Comment by nemomarx

1 year ago

if Mac also supported Linux file formats they would get closer to universal, though? we can't get to that world without these individual steps.

creating a new non universal one is backing away from it

Does this even matter, if you can copy/mount files over a network?

What are potential use cases where you'd want to support those additional file systems? External drives?

  • I just ran into a use case yesterday. I wanted to copy some files from either my Mac or my Windows machine onto the MicroSD card for my SteamDeck, which is ext4.

    I wanted to just plug in the card and copy files, but couldn’t.

Even FreeBSD can't be bothered to do a good job supporting Linux file systems. They're basically proprietary siloed file systems like the rest, even if code is available. Linux, meanwhile, can't be bothered to support either of FreeBSD's file systems officially.
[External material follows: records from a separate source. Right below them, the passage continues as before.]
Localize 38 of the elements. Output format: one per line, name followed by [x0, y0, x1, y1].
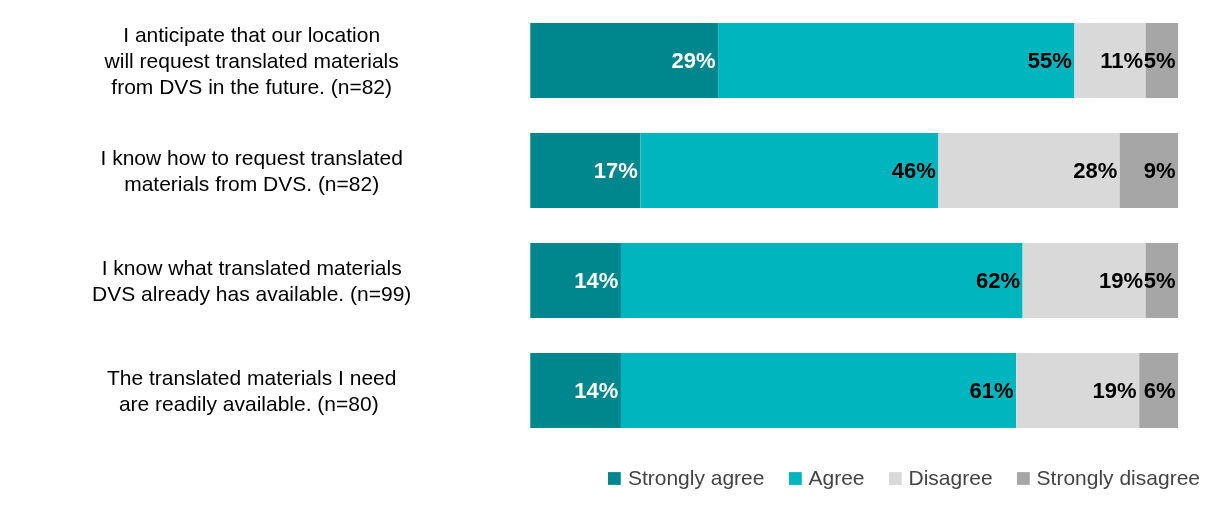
data-label: 6% [1143, 378, 1176, 403]
data-label: 14% [574, 378, 619, 403]
bar [620, 353, 1017, 428]
y-tick-label: I anticipate that our location will request translated materials from DVS in the future. (n=82) [103, 22, 399, 99]
data-label: 11% [1100, 48, 1144, 73]
data-label: 62% [976, 268, 1021, 293]
data-label: 9% [1143, 158, 1176, 183]
data-label: 19% [1092, 378, 1137, 403]
data-label: 14% [574, 268, 619, 293]
bar [718, 23, 1075, 98]
bar [530, 133, 641, 208]
bar [530, 23, 719, 98]
bar [938, 133, 1120, 208]
data-label: 5% [1143, 268, 1176, 293]
legend-label: Strongly agree [627, 466, 765, 490]
legend-label: Disagree [908, 466, 993, 490]
bar [1016, 353, 1140, 428]
y-tick-label: I know how to request translated materials from DVS. (n=82) [100, 145, 403, 196]
data-label: 5% [1143, 48, 1176, 73]
legend-label: Strongly disagree [1036, 466, 1200, 490]
bar [1119, 133, 1179, 208]
bar [1139, 353, 1179, 428]
y-tick-label: The translated materials I need are readily available. (n=80) [106, 365, 397, 416]
bar [620, 243, 1023, 318]
legend-label: Agree [808, 466, 865, 490]
bar [530, 243, 621, 318]
data-label: 29% [671, 48, 716, 73]
data-label: 46% [891, 158, 936, 183]
bar [530, 353, 621, 428]
data-label: 17% [593, 158, 638, 183]
data-label: 55% [1027, 48, 1072, 73]
data-label: 61% [969, 378, 1014, 403]
y-tick-label: I know what translated materials DVS already has available. (n=99) [92, 255, 412, 306]
data-label: 19% [1099, 268, 1144, 293]
bar [640, 133, 939, 208]
data-label: 28% [1073, 158, 1118, 183]
bar [1022, 243, 1146, 318]
bar [1074, 23, 1146, 98]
UFS2 is hardly patented anymore, but Linux doesn't care beyond read-only support.

Being open-source, and even being in a popular open-source project, does not make a standard, or even imply inferiority to those who do not implement it.

https://xkcd.com/927/

  • There might be some license issues, but the dirty secret is filesystem portability isn't terribly important, and for the users for whom it is - ExFAT and friends are usually good enough.

    • exFAT is widely used but it not being journaled has led to so many thousands (if not more) people losing tons of data, many of which wouldn't have lost so much data had they used a journaled filesystem (or even one with redundant file tables.)

      If you need to connect a portable drive to machines of different OS's, there is no safe filesystem that supports read and write on both Windows and MacOS.

      Alternatively, cloud storage works until the files are larger than the space you have left on Drive/Dropbox/OneDrive/etc., and local network sharing (on certain networks at least) is more complicated than what the average user is willing to put up with. In practice, many use USB flash drives or external HDDs/SSDs with exFAT. Yeah, people should have more than one backup, but we know in the real world that's not what many do. That requires them spending more time (e.g. configuring local network sharing or setting up an old machine lying around to be a NAS) or money (more on cloud storage.) In practice, having a cross-platform, journaled filesystem would lead to a lot less data loss.

      Aside from exFAT, the only alternative with native cross-platform R/W capability is FAT32, but while it has a redundant file allocation table (unlike exFAT), it has a max file size of 4GB, which limits its usefulness for many workflows.